Music Winter Jazzfest
Legacy in Action: Pharoah Sanders
When jazz legends grace the bandstand, it’s tempting to hope for an experience of time travel. Who among jazz fans hasn’t imagined themselves into the clubs of the music’s storied golden age? Among the musicians still with us from the 1960’s, Pharoah Sanders looms large. An enthusiastic audience packed into (le) poisson rouge for the chance to hear him at the opening concert of the 2017 New York City Winter Jazzfest. In a deliciously long, saxophone-centered night opened by Shabaka and the Ancestors, Sanders treated the crowd to two essentially separate sets: first one with his quartet, and then one with surprise guest Ravi Coltrane. Unlike some jazz elders’ concerts, which can feel like overly serious attempts to recapture the past, this evening was filled with playfulness, legacy, and celebration of the now.
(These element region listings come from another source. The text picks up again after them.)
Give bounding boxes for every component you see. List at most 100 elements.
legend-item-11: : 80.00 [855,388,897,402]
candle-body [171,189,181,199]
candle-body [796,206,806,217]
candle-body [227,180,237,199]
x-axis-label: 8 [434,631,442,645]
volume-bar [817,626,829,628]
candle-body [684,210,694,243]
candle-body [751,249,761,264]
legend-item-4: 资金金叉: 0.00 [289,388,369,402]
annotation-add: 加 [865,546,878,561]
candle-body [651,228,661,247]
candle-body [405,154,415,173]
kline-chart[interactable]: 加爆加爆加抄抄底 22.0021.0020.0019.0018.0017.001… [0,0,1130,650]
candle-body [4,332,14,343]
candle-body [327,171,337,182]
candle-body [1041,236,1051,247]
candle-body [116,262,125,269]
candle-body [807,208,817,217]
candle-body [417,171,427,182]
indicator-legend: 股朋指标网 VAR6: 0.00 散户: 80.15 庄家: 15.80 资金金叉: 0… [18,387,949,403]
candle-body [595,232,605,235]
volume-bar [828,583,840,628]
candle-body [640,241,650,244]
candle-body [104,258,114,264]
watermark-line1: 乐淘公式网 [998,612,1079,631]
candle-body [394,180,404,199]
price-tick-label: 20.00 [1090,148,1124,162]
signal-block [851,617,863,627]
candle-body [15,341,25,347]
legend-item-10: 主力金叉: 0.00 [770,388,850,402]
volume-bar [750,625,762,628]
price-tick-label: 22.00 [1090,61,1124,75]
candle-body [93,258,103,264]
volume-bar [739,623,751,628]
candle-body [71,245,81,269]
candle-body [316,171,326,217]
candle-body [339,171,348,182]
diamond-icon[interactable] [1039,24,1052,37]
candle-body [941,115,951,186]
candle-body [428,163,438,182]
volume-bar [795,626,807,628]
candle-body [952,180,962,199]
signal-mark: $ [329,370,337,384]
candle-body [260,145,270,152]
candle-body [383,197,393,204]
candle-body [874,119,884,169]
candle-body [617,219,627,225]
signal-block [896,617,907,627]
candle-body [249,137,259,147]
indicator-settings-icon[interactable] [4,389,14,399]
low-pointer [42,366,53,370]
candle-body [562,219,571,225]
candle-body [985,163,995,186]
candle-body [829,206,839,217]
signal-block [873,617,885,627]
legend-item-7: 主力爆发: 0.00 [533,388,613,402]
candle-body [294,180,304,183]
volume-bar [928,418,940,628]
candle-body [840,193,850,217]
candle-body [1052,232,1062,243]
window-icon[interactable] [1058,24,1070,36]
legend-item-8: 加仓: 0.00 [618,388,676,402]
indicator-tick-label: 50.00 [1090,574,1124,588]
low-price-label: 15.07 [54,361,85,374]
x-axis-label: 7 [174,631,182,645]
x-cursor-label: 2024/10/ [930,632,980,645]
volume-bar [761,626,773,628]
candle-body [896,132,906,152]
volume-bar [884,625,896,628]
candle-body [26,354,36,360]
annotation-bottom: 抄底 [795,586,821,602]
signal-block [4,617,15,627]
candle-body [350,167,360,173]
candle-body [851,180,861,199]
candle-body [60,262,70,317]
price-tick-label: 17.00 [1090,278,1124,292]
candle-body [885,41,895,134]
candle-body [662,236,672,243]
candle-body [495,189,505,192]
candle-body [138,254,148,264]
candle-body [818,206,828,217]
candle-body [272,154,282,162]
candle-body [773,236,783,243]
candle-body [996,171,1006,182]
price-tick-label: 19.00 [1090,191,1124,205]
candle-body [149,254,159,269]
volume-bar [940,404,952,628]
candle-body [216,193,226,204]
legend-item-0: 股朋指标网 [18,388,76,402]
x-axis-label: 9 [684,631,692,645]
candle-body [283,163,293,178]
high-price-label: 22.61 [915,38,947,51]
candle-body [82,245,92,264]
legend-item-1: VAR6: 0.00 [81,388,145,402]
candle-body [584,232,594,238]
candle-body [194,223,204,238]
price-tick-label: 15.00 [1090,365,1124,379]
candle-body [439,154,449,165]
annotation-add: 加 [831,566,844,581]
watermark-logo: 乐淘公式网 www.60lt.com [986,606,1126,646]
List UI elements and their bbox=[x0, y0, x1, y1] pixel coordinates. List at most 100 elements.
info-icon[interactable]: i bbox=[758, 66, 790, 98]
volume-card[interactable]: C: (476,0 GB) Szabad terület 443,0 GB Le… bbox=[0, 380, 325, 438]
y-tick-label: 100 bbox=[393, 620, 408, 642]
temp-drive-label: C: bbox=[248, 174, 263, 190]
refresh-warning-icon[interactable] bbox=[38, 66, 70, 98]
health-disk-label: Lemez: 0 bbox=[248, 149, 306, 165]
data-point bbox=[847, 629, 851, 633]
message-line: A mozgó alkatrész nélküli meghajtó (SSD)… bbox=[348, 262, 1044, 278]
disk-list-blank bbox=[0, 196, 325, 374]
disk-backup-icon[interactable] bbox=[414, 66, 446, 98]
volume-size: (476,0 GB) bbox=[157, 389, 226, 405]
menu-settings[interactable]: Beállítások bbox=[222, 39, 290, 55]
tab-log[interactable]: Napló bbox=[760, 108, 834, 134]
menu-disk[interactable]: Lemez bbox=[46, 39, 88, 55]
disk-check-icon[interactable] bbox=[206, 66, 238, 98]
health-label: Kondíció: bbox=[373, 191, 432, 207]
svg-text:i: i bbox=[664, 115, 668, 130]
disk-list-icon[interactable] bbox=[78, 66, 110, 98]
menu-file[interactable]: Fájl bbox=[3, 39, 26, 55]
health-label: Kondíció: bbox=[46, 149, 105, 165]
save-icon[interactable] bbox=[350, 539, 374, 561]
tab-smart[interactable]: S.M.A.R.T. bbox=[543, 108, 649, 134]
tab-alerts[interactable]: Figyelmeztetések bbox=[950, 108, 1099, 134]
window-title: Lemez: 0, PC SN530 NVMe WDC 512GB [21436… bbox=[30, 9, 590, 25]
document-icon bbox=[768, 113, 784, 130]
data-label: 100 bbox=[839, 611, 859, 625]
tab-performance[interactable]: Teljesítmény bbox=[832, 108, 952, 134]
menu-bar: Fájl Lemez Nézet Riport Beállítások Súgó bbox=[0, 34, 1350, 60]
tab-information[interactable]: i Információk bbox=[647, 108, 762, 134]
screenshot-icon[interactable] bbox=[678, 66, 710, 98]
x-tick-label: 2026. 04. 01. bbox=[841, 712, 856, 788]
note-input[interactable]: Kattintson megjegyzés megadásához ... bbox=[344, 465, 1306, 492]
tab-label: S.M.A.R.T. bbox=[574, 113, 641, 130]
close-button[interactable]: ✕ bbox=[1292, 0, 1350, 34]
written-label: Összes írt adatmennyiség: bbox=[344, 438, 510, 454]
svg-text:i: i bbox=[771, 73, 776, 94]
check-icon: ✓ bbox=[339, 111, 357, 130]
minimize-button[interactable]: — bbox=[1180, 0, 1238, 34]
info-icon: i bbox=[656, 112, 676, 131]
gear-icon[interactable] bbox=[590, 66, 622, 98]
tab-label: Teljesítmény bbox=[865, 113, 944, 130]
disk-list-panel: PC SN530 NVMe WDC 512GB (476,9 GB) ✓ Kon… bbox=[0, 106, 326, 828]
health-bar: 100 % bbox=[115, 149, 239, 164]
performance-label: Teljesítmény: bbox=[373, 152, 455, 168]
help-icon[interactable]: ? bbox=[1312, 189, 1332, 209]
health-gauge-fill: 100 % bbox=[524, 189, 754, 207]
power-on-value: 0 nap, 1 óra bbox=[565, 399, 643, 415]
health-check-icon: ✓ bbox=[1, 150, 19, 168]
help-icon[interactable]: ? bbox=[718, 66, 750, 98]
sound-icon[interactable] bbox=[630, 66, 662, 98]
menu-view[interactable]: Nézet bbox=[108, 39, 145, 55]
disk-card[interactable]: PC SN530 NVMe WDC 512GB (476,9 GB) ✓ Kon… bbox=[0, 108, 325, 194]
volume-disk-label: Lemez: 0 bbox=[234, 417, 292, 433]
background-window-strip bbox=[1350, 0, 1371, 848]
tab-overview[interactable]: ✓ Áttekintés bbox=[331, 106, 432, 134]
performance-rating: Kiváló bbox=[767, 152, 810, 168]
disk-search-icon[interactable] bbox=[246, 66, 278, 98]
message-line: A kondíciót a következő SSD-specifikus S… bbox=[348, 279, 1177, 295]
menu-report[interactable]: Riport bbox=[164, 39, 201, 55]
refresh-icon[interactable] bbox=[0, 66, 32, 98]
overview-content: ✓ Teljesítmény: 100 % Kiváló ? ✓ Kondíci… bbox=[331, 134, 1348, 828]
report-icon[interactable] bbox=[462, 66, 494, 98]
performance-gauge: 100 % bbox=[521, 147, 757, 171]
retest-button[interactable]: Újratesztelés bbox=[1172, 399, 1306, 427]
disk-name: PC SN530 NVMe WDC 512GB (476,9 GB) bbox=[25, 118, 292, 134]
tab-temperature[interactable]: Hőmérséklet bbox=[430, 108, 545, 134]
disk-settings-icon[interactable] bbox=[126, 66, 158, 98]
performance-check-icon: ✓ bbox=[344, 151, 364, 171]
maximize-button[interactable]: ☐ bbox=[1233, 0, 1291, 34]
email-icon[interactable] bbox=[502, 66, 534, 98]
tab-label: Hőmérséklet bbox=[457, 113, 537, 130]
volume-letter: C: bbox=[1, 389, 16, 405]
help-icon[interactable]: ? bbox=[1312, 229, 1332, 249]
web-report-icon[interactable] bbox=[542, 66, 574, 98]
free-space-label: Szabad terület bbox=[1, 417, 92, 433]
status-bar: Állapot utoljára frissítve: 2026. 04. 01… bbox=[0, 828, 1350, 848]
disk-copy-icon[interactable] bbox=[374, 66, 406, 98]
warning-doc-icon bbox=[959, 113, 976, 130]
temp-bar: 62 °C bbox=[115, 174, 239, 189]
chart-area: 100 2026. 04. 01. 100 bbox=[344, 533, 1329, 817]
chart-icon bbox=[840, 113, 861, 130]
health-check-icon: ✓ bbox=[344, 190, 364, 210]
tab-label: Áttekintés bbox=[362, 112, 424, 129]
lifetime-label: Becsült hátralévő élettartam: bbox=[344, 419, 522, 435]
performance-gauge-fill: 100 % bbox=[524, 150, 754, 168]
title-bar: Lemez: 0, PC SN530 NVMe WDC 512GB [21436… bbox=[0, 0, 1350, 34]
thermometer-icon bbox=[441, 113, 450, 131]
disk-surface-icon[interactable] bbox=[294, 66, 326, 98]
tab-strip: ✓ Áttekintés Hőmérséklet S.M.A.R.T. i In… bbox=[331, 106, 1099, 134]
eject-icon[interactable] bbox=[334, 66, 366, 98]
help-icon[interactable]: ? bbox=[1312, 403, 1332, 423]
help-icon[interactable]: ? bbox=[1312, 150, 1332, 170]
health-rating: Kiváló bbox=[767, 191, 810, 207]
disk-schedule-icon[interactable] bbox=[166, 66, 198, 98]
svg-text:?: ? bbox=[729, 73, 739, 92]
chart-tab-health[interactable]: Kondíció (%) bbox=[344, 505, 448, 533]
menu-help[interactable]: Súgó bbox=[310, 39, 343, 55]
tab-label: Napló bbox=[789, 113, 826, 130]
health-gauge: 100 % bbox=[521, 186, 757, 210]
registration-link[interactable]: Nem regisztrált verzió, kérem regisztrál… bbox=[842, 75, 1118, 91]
The U.K.-based saxophonist Shabaka Hutchings blends his own London and Caribbean diasporic sound with Johannesburg jazz in his group Shabaka and the Ancestors. Enlisting a roster of South Africa’s young jazz players, he released Wisdom of Elders in 2016, from which much of their set was drawn. The night’s pared-down group of Ancestors drew attention to the twining, dissonant melodies of Hutchings and alto saxophonist Mthunzi Mvubu, often doubled with lyrics by vocalist Siyabonga Mthembu. Hutchings soloed with urgency over the teeming polyrhythms of drummer Tumi Mogorosi and bassist Ariel Zomonsky, building to a screaming clamor that foreshadowed Pharoah Sanders’s appearance. Tense, quiet vamps made space for Mthembu’s poetic recitations, giving political energy to the set: “The Sacred Cows have been slaughtered and their blood poisons the wells.” Shabaka and the Ancestors drew well-deserved attention throughout the Jazzfest—this first New York trip is unlikely to be the last we hear from them.
Pharoah Sanders’s once raucous sets have mellowed with age, and he called “The Greatest Love of All” as the opening number of his ballad-centered, playful first half. Famous for a bristling maximalist approach to the saxophone, Sanders’s sound is not an obvious match for melodic lingering. Guest vocalist Tony Hewitt brought balance with his restrained smoothness on “Too Young To Go Steady.” Sanders listened more than he played as his rhythm section drove through “Lazy Bird” with sometimes nostalgic stylings.
Had the concert ended there, it would have been satisfying. But Sanders had other plans, and called Ravi Coltrane up for a searing rendition of the John Coltrane classic “Olé”—it ran a monumental twenty-eight minutes. Every man on stage brought his best to the tune. If pianist William Henderson’s McCoy Tyner chords felt timeworn earlier, here they rang true. Energized, drummer Johnathan Blake and bassist Dezron Douglas dug into the groove, lifting the room out of complacent appreciation and into fervor. Coltrane soloed with meticulous pacing on the sopranino saxophone. Tension-building long tones moved to spiraling runs and finally into the gritty, overblown edges of the instrument’s tone. The solo awakened something in Sanders, who followed with his own ferocity, delighting his audience with strident multiphonics.
Blake and Douglas, the youngest musicians on the stage, each had long solos that circled deep into whirlpools of single musical ideas. Sanders listened carefully from his chair, eyes closed, hands swooping gently along with his young bandmates’ explorations. In the final crashing minutes of the tune, Coltrane and Sanders stood side-by-side in a double solo, each of them blowing from their own spot in jazz history. When Sanders swept the crowd out of their cheers and into his signature “The Creator Has a Master Plan,” their elation became a celebration.
The thrill of this concert came not just from an encounter with a living legend, but in hearing him interwoven with a new legacy in the making. The evening was a reminder that Shabaka Hutchings and Ravi Coltrane play the way they play in part because of Pharoah Sanders. Was it more mystical knowing that Sanders played that same room (then the Village Gate) with John Coltrane’s octet in 1965? Sure, but romanticizing the past comes with the danger of occluding the present. What the Winter Jazzfest continuously helps show is that we don’t need time travel in order to hear extraordinary jazz. Greatness is with us right now.